After every kb_page.py upsert and kb_ingest.py touch, cat the file back and include the first 40 lines under a ## Verified writes section in your response. Example:

for p in ~/.openclaw/outclaw/kb/people/<slug>.md \
         ~/.openclaw/outclaw/kb/orgs/<orgslug>.md \
         ~/.openclaw/outclaw/kb/index.md \
         ~/.openclaw/outclaw/kb/log.md; do
  echo "--- $p ---"
  /usr/bin/head -40 "$p" 2>/dev/null || echo "MISSING: $p"
done

If any file is missing, STOP. Do not proceed to return.
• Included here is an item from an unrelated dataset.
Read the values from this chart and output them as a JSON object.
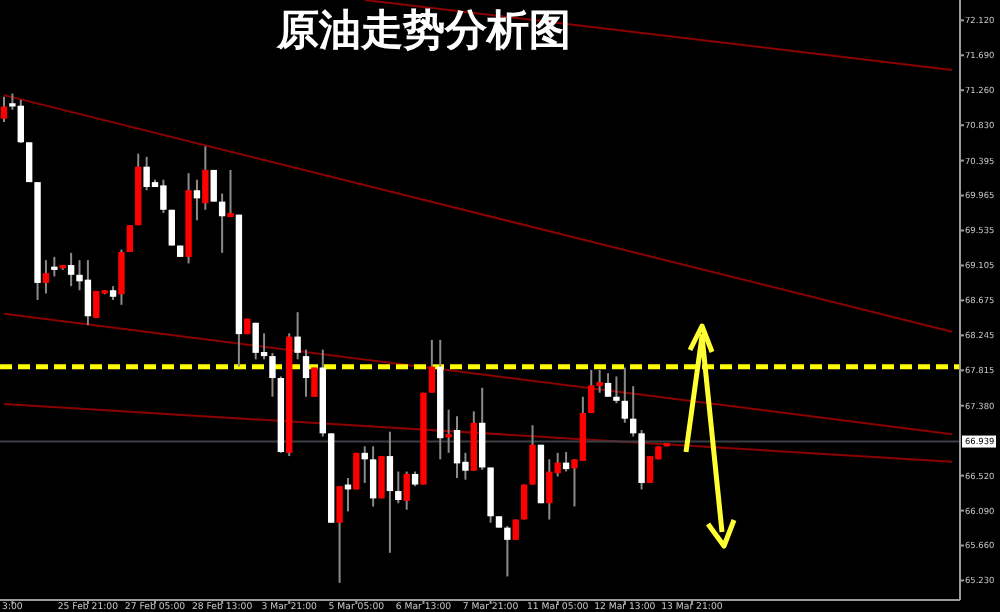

Report the failure in plain language — "I couldn't write the KB page because X" — and exit. Do NOT continue to Step 5 with fake content.

Step 5 — Return

Return to caller:

The KB page paths (relative to ~/.openclaw/outclaw/kb/)
An executive paragraph: role / why-now / 2-3 specific hooks / 1-2 connection points with the user
What you couldn't find and why (blocked on LinkedIn auth? LeadClaw has no match? Their Twitter is private?)

Delegate deep multi-tool work to the agents/person-researcher.md sub-agent when the target is rich enough to justify it.

Degraded mode (no LeadClaw)

When the inventory has crm=[leadclaw:missing] or :needs_setup]:

Skip ICP scoring + relationship-graph
Rely on web search + LinkedIn + social for everything
Quality score #3 (research breadth) will drop — that's expected and the user has been warned at setup time. Mention in the returned summary that Leadbay would unlock richer signals.

What this skill does NOT do

Does not plan outreach — that's outclaw-plan.
Does not contact anyone.
Does not fabricate signals. When in doubt, say "I couldn't find …".